Wasserstein distance (WD) is applied only for numerical features. By default, it shows the absolute value of data drift. Roughly speaking, it measures how much effort it takes to turn one distribution into another. Here is an explanation of the intuition behind WD: if drift happens in one direction (e.g., all values increase), the absolute value of the WD metric often equals the difference of means.
Even if the changes happen in both directions (some values increase, some values decrease), the WD metric will sum them up to reflect the change. Had we used the difference of means, these changes would "cancel" each other. This makes WD a more informative metric.
However, if you have two different features—say "grams" and "years"—you'll need to interpret each distance separately. Imagine having a hundred features instead of two. That doesn't look very practical, right?

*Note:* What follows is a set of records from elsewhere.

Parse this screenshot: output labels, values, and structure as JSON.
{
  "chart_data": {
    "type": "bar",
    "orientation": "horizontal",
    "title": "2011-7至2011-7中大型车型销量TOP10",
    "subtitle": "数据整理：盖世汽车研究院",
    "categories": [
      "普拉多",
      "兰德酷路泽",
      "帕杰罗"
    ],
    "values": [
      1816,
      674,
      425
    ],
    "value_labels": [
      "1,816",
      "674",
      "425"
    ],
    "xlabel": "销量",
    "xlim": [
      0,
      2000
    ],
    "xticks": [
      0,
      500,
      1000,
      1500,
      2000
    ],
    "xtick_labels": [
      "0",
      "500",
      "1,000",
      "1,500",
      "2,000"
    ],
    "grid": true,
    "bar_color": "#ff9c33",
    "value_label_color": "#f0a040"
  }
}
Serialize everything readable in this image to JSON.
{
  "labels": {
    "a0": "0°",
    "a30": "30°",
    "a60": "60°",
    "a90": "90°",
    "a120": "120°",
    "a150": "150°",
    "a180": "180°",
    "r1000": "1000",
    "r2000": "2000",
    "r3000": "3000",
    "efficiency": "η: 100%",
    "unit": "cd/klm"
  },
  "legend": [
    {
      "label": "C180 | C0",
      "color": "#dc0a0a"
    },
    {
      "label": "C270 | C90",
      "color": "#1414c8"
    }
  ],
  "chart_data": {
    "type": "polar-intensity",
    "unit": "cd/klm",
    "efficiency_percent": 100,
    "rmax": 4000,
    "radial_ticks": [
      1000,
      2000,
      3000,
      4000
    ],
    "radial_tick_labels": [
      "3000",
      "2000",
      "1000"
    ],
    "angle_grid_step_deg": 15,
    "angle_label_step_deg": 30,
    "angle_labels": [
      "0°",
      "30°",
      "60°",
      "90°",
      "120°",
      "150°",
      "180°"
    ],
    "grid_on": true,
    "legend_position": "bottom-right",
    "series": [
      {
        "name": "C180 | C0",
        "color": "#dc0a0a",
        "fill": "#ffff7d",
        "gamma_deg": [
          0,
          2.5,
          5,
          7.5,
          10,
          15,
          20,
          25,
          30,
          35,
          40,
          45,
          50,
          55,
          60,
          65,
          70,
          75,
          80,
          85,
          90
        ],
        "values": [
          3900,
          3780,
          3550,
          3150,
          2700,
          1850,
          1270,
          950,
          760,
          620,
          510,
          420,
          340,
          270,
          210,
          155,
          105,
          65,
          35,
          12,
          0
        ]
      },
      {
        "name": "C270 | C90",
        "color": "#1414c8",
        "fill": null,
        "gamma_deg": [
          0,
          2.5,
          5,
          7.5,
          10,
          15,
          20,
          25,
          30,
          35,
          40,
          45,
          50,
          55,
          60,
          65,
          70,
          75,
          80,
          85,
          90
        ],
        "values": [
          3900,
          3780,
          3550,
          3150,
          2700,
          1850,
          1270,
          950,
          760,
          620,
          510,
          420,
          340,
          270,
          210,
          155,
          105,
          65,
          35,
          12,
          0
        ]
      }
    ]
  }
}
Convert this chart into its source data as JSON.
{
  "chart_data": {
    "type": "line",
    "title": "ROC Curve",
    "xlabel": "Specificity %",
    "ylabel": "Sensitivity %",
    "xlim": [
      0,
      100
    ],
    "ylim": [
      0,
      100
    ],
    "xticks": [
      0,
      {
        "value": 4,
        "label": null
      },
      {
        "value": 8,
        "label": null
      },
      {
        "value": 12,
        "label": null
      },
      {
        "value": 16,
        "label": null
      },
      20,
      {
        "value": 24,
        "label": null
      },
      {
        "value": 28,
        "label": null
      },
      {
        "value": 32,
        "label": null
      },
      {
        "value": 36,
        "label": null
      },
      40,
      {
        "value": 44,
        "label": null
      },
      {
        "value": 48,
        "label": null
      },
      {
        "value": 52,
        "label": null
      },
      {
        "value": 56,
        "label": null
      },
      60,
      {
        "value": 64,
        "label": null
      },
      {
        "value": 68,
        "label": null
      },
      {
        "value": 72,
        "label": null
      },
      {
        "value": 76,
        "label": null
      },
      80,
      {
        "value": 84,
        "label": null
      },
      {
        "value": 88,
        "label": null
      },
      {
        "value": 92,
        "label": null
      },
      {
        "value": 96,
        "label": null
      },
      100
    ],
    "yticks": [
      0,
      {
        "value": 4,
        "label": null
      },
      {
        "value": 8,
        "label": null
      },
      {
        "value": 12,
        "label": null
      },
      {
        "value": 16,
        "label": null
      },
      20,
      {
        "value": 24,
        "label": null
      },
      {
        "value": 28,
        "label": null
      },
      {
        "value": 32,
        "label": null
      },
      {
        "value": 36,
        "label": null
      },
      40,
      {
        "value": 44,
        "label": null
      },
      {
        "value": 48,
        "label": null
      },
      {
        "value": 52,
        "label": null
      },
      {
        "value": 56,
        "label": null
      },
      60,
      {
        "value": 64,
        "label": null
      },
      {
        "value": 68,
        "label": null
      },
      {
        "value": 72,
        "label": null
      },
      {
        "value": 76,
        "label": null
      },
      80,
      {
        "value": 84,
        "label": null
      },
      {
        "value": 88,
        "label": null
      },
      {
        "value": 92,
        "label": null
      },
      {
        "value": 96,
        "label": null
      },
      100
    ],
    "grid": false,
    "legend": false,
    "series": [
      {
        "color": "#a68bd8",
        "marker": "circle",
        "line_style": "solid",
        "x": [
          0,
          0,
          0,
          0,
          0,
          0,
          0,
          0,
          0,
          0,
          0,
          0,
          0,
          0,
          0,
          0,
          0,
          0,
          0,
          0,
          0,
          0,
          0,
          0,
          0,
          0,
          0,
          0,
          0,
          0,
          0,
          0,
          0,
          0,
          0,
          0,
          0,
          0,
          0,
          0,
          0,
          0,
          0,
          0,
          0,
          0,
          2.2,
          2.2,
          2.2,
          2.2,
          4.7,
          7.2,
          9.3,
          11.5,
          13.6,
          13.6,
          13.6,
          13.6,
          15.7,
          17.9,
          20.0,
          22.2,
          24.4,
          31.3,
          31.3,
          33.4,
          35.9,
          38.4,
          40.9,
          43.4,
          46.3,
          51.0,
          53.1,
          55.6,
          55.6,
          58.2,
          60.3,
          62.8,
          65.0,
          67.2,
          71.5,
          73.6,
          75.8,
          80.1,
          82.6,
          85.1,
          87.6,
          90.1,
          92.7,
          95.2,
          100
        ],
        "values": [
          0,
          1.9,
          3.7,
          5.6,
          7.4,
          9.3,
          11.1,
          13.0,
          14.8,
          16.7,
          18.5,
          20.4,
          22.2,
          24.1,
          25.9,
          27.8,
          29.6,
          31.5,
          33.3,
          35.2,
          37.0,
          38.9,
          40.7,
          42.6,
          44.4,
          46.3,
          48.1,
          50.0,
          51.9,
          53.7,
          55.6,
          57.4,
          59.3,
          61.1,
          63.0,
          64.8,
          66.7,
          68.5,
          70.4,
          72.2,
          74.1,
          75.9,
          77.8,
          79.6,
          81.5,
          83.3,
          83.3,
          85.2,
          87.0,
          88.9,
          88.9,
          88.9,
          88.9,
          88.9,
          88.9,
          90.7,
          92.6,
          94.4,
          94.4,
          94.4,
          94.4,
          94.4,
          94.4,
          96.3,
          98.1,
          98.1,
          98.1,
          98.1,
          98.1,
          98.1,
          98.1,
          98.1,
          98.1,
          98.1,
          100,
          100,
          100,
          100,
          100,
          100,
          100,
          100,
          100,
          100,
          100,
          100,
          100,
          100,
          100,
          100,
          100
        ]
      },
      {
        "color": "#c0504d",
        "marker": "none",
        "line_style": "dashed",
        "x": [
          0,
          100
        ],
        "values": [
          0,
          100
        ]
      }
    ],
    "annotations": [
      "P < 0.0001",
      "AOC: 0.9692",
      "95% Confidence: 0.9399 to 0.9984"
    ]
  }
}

One solution is to turn the absolute values into relative. Let's do so by dividing the absolute metric by standard deviation. The normed WD metric shows the number of standard deviations, on average, you should move each object of the current group to match the reference group.
This normed WD metric is pretty interpretable. When setting the drift detection threshold, you can rely on the intuition of what a "standard deviation" is. In a simplified way, when you set the WD threshold to 0.1, you define that the change in the size of "0.1 standard deviations" is something you want to notice.
Now back to our experiment. The normed WD metric returns
a value from 0 to infinity, making the degree of drift comparable between features.
Once again, we consider the 0.1 value as drift.